La première solution est d’augmenter les cotisations des retraites. Cette possibilité a été appliquée par le plus grand fond de pension américain, Calpers, mais a connu d’importantes réticences. La ville de Loyalton a ainsi souhaité mettre fin à ses engagements contractuels conduisant le fonds de pension à réclamer une indemnité de 1,6 millions de dollars, non satisfaite par Loyalton, et qui a finalement conduit Calpers à réduire de 60% le niveau de versement des pensions.
La seconde solution est d’accentuer l’exposition au risque pour compenser la faiblesse du rendement obligataire. Selon la Banque centrale américaine, 47% du portefeuille moyen des fonds de pension était investie en obligation en 1992 contre 27% en 2016. Ainsi, pour 2,5% de rendement sur les obligations et un objectif moyen de rendement annuel de 7.5% visé par les fonds de pension, cette exposition de 73% en actifs risqués nécessite une performance annuelle supérieure à 9%.
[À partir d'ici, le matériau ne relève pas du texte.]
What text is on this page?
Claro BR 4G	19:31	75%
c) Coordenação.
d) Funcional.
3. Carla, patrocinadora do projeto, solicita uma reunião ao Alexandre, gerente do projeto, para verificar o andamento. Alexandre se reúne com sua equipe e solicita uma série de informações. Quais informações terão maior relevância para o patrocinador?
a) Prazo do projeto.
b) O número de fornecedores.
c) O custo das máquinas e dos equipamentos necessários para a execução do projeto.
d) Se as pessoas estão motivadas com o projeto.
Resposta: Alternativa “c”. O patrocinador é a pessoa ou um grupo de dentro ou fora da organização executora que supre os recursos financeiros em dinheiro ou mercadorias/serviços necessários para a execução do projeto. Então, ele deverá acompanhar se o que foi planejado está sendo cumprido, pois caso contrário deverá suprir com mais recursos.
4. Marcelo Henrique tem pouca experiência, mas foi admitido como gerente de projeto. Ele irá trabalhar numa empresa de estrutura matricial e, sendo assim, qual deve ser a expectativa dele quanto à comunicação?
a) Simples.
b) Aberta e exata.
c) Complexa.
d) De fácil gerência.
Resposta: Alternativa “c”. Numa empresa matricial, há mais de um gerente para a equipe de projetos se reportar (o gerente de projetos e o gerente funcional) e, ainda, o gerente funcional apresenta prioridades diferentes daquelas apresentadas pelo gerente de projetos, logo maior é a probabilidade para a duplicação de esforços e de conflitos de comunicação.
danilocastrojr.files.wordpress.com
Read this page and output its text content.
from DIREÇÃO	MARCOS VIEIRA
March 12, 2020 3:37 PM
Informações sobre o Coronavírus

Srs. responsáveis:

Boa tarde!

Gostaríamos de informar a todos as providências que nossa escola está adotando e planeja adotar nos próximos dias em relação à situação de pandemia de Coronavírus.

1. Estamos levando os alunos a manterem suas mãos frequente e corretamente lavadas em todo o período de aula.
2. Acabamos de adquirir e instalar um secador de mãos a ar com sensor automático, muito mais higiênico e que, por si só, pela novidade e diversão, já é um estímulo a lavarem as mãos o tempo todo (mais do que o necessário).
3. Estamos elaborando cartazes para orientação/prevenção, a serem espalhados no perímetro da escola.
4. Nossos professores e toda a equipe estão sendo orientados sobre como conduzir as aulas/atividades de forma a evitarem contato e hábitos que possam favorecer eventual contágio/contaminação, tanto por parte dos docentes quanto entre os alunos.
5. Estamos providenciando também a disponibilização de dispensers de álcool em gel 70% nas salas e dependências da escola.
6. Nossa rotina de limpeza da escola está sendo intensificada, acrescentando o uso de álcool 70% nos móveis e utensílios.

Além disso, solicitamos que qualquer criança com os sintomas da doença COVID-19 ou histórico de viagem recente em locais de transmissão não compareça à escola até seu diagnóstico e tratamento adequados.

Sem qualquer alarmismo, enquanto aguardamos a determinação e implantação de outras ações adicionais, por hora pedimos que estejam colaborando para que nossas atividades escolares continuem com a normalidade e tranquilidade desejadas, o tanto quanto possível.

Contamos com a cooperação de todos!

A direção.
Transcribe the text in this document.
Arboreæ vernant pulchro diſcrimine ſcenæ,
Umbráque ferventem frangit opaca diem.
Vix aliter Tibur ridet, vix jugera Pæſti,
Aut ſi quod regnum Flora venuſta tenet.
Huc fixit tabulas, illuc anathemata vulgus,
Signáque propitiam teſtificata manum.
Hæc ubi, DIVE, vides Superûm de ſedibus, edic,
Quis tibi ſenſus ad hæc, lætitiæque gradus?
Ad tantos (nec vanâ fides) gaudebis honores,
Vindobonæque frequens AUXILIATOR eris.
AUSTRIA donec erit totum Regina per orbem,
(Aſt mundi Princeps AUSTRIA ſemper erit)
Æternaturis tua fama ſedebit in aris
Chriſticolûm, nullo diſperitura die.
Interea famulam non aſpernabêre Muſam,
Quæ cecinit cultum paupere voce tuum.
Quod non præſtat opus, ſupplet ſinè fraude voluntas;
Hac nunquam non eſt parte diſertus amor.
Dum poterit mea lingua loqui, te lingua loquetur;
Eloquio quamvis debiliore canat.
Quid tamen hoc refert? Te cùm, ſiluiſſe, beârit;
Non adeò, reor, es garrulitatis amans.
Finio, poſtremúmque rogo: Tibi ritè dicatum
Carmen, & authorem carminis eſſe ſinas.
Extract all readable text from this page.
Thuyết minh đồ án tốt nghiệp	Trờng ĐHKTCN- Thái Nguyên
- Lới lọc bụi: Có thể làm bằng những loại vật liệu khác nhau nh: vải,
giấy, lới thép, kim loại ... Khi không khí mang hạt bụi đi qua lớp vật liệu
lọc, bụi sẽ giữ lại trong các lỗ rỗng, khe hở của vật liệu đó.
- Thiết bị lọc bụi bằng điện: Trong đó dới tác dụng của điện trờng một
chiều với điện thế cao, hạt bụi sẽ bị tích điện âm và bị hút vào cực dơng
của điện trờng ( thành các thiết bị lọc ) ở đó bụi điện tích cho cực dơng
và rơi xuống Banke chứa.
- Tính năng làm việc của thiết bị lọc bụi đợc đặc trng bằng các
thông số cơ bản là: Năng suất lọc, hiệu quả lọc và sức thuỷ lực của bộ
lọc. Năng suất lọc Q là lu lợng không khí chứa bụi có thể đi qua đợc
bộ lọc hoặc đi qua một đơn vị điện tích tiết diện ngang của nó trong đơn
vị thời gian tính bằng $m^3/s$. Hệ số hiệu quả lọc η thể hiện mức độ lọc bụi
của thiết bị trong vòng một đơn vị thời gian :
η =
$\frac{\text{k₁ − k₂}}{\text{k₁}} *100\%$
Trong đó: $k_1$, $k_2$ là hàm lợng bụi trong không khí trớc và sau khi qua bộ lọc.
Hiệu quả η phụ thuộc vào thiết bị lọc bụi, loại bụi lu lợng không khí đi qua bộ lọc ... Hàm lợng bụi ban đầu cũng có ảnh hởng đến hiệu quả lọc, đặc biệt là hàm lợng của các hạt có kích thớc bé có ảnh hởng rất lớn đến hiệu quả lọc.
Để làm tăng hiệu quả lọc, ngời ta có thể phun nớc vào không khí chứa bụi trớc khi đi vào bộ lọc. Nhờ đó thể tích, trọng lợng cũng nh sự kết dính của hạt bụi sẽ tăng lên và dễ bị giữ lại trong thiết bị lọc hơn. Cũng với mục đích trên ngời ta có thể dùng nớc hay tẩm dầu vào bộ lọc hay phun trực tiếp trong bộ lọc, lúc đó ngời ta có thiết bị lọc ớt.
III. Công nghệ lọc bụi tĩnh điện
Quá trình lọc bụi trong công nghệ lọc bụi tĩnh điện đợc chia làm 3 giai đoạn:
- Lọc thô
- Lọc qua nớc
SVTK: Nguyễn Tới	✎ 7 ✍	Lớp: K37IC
La troisième solution est de renégocier à la baisse les pensions déjà en cours de versement. C’est notamment le choix fait à Cleveland dans le secteur – pourtant privé – de la métallurgie où une baisse moyenne de 20% a été consentie pour rendre durable le versement des pensions au-delà de 2025.
Une quatrième solution est que la Banque centrale américaine augmente son taux d’intérêt directeur. Une hausse des taux d’intérêt implique une hausse du taux d’actualisation utilisé pour estimer la valeur du passif des retraites qui diminuerait en conséquence. Seul obstacle : le durcissement des conditions de financement limiterait la capacité des fonds de pension à emprunter pour financer des besoins de trésorerie.
Les conséquences de ces déséquilibres sont nombreuses.
Sur le marché du crédit, un effet déjà observé est la dégradation des notations pour différentes collectivités et États, limitant leur accès au financement par le crédit. C’est notamment le cas du New Jersey, de Houston mais également de Dallas, dont l’écart bilanciel excède trois milliards de dollars, et de la ville de Chicago dont le sous-financement correspond à plus de 19 années de revenus fiscaux pour la ville. En outre, le volume des émissions obligataires municipales a diminué sous l’effet de la méfiance des investisseurs. Cette dégradation des conditions financières remet en cause la pérennité de nombreux fonds de pension mais également la capacité des collectivités et États à répondre aux besoins de service public.
Sur le plan législatif, les fonds de pension des retraites sont depuis 2014 autorisés à réduire les pensions sous réserve que ces mesures améliorent leur solvabilité. Cette rupture avec la garantie fédérale proposée pendant 40 ans, remet en cause la sécurité financière des fonctionnaires américains. On estime par exemple à 700 000 le nombre de retraités n’ayant toujours pas soldé leur prêt étudiant.
Sur le plan du risque financier, les fonds de pension américains n’ont historiquement jamais été aussi sensibles à une correction des indices actions, principaux contributeurs à la performance des portefeuilles déjà insuffisants. Or, si la croissance des bénéfices, les conditions financières et les conditions économiques soutiennent une hausse des indices à moyen terme, les valorisations élevées ne permettent pas avec certitude d’espérer une performance moyenne ces prochaines années de 9% comme observé sur l’indice S&P500 l’an dernier.
Une normalisation graduelle mais plus rapide des taux d’intérêt directeurs par la FED pourraient limiter l’accélération du sous-financement des fonds de pension américains, sans que cela suffise à résoudre une dynamique déjà entamée depuis une dizaine d’années.